Here’s just one such example, right after Mount’s equalizer, with Reece James and Jorginho in midfield and the latter playing in Kai Havertz — only to be denied by a good stop from Illan Meslier.
The second half continued with regular fouling, no less than four in the first ten minutes, one of which led to a Chelsea penalty.
There was an uncalled foul on Jorginho in the build-up to that goal as well, though the one that mattered (and was called) was the one on Rüdiger inside the penalty area — Raphinha going to ground with a silly challenge in a wide area after a deflected shot from Havertz fell to Alonso, who chipped it through to Rüdiger at the end of one of his countless forward runs.
Jorginho put the penalty on a postage stamp in the top corner to take the lead for the first, but not the last time in the game.
It was Leeds’ turn to take advantage of stretched midfield play. In the 64th minute, it took them ten seconds and six passes to carve through Chelsea and go the length of the pitch — Mendy coming up big to deflect the shot and Alonso completing the clearance in the goalmouth.
While the play ended being called offside (correctly), it was a clear warning of the gigantic amounts of space being granted in the middle of the park. We really need to get our regular, starting midfielders back.
And unfortunately that warning went unheeded, with Leeds again playing through midfield far too easily — and taking advantage of a rare error from Thiago Silva as well — to score what looked like another dagger in the heart of our title-challenge late on.
(Substitute) Hudson-Odoi loses the ball in midfield and does not get the expected friendly call from the referee, with Leeds quickly creating an overload on our right side from the turnover. Thiago Silva drops too deep in cover and plays Tyler Roberts onside as Leeds play through (substitute) Christensen and Rüdiger, while Alonso’s unsurprisingly unable to keep up with the fresh legs of 19-year-old (substitute) Joe Gelhardt, who also gets a run on Silva to finish off Roberts’ excellent cross.
And yet, another foolish decision from another substitute would gift us the win. Rüdiger will never stop making his trademark runs forward, and after doing so in added-on time and positioning himself on the edge of their box, albeit in a rather unthreatening position, he gets clipped by a terrible clearing attempt from substitute Mateusz Klich.

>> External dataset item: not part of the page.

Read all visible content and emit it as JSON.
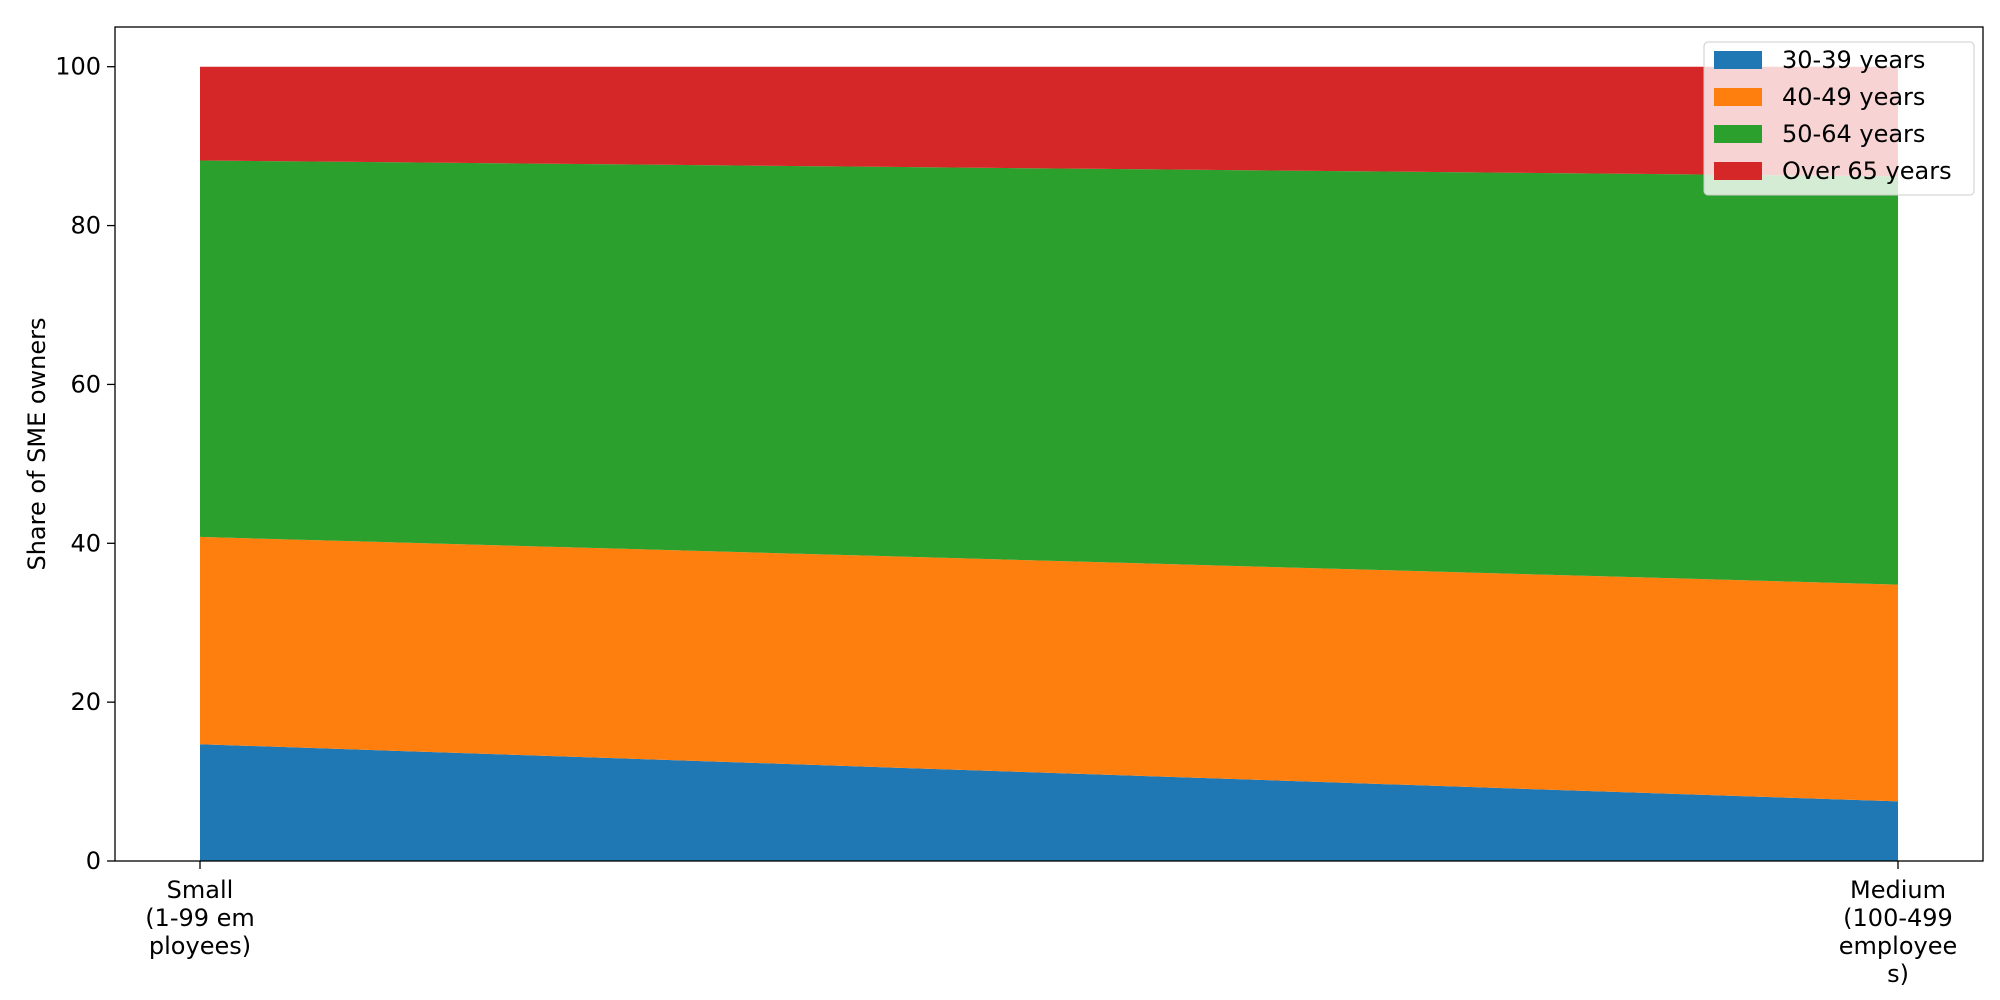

Once again, Jorginho disposes of the penalty, this time slotting low and to the right, and Chelsea salvage the full three points the at latest hour in over a decade.
90+ - Jorginho’s winner (93:11) was Chelsea’s latest winning goal in a Premier League game since Florent Malouda’s strike against Stoke in September 2009 (93:36). Gasp.— OptaJoe (@OptaJoe) December 11, 2021
Once again, we have both overperformed on our xG and our opponent has underperformed on theirs. This was a trend in the beginning of the season, but our opponent’s xG was typically under 1.00. They have been alarmingly high in our last three matches.
This game had its fair share of defensive frailties, but by far the most concerning issue remains the midfield. Even with Jorginho back and bagging the brace, the need to shore that up is only more and more apparent.